[f_minor] NYPO Mahler 9th interrupted by cell phone

Robert Merkin bobmerk at earthlink.net
Sun Jan 15 17:59:11 PST 2012


The newspaper story is a scream, it's wonderful and rare to match a good, creative writer with such a complex, human-frought (and yet harmless, even trivial) event. Horrible as it was, this was not a high-speed collision of packed passenger trains, absolutely no First Responders were required. The worst medical symptom was the unending sensation of fingernails on a blackboard.

But the event.

To contort GG into this thread, nobody loved leading-edge electronic hi-tek gizmos more than he, and his studio pioneeering of the latest tech were his tools to achieve his aesthetic dreams.
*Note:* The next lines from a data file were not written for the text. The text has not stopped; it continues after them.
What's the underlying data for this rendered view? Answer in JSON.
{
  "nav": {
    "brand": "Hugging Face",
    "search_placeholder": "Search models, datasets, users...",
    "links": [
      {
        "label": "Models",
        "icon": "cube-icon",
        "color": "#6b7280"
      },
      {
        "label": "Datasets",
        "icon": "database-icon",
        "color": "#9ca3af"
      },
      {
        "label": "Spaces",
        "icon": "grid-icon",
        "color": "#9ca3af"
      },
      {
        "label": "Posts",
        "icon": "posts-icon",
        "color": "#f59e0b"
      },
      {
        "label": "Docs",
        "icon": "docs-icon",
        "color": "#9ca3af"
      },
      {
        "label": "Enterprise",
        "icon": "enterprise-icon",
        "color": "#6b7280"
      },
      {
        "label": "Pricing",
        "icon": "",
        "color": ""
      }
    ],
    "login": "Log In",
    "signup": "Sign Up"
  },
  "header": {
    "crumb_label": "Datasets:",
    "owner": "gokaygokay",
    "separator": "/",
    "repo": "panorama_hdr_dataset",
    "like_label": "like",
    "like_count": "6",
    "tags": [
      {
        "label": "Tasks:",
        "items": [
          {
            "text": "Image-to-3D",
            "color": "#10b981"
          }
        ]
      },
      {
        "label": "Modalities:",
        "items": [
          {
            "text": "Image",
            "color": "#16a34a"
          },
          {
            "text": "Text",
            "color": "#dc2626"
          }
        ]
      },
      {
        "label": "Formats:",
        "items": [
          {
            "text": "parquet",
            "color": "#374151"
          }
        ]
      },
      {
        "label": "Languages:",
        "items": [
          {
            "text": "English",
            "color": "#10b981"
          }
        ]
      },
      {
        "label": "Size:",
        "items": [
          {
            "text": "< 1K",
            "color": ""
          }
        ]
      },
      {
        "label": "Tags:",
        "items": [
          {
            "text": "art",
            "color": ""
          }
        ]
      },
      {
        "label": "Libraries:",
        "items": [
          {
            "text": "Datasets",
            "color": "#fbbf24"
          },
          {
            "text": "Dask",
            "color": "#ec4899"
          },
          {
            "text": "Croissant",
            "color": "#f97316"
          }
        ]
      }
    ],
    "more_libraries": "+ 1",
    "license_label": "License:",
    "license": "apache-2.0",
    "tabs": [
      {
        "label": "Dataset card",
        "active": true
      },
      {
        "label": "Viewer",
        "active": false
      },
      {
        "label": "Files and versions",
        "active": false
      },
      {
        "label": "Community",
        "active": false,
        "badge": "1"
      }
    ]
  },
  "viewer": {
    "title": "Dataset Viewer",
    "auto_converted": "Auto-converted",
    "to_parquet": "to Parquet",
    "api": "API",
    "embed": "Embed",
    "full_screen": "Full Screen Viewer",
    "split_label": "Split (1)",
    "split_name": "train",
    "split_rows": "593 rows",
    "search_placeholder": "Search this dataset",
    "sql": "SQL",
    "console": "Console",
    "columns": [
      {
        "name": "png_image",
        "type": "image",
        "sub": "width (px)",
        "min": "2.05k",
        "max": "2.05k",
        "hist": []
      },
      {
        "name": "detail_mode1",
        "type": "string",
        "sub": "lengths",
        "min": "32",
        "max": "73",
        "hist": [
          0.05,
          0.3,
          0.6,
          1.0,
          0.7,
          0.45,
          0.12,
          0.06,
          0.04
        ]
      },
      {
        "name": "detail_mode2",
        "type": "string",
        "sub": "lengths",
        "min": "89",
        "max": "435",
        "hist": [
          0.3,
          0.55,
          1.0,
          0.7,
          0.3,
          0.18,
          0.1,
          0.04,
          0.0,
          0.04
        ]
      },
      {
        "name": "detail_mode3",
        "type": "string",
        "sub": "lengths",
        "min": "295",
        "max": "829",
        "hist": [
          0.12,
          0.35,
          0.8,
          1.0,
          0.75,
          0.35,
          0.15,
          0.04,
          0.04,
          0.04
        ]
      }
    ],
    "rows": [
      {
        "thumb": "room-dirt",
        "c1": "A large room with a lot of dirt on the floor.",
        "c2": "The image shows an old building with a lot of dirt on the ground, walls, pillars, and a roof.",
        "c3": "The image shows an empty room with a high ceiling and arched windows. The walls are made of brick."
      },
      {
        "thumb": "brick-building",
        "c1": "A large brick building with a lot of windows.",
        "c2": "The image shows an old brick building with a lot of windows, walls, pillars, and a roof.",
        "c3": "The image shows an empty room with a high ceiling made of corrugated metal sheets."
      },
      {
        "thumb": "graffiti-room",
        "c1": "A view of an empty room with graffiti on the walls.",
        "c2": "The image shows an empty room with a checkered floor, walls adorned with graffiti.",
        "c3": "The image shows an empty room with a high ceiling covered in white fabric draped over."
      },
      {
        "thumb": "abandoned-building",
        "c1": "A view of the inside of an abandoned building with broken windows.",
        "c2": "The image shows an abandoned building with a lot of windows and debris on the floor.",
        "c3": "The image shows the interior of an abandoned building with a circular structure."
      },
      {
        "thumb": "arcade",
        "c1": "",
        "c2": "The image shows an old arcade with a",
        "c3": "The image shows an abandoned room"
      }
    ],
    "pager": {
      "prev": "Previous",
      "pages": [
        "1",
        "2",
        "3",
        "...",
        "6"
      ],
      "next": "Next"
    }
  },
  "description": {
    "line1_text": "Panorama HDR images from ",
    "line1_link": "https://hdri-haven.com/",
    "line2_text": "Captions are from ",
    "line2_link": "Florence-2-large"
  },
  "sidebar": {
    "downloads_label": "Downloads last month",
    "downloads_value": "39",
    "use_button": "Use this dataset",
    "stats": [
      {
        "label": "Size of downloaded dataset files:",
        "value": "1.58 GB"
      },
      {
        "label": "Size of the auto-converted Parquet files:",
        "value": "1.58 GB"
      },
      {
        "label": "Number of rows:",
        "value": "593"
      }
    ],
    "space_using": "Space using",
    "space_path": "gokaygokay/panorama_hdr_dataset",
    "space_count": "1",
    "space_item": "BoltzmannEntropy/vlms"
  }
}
But what hath God wrought?

The nightmare of this event isn't that idiots and fiends and yahoos and yobbos and hools and hoons and Flaming Youth can use these machines to bother the public, horribly and with multiple victims.

The real nightmare is how much damage to the human soul these gizmos can do when used by mature, educated, decent, well-meaning, responsible -- even classical music-loving -- adults. How much damage we have chosen to inflict on our true Wonder of Civilization -- our modern western-style prosperous ultra-convenient urban life.

On this list we revere not only human musical artists, but the very recent technology that has so lovingly recorded, preserved, and cheaply mass-distributed so much beautiful music.  

We have invited, even welcomed enthusiastically into our lives an inescapable swarm of robotic nanognats whose harms and annoyances open societies try to control and diminish by legislative fiat, treaty and ukase. But nearly all our organized efforts fail dismally. (My Massachusetts USA now has a law that no teenager can use a cell phone while driving. It's still theoretically legal to text or Tweet and drive. There are ghastly news stories about a young person's final ASCII characters: omg or rofl or lmao.) 

And we invented these inescapable and infuriating nanognats, and are promising to make the swarm thicker and far worse, and far harder to escape with each passing year. The CES / Consumer Electronics Show is now on in Las Vegas for a peek at the first buzzings of the next gen of the nanobots.

I can stand on a chair and see a time where even fleeing into the wilderness will not shield us from the pervasiveness of the gizmos. The future is careening our way with communications satellites, and soon no point on the surface of Earth will be free of the gizmos, their marimba ring tones, their pocket vibrations, their unsolicited offers to book us a vacation paradise weekend, their robot entreaties to vote for the best candidate for the upcoming election.

Do any of you foresee a quieter, gentler, more private and undisturbed future?

Very likely your community has been filling its streets and sidewalks with more and more closed-circuit television cameras (CCTV) for the last 15 years or more -- and not exactly doing it in secret, but very low-profile. Now your every stroll to the market is taped and stored indefinitely, and your movements can be scrutinized in detail by a variety of government agencies. Warrants or your permission aren't required because you chose to venture into public spaces, and in so doing voluntarily relinquished your right to privacy.

It's for our own safety. Who can object to that? And it's a "soft" kind of violation that you can be in denial about, you can ignore ... you can tell yourself you're not being violated at all, you can tell youself nothing perceivable or measurable is being taken from you.

One of Freud's titles is "Civilization and Its Discontents / Das Unbehagen in der Kultur" (1930). The better and safer and niftier we build our civilization, the more the Inner Human has to gripe and bristle about.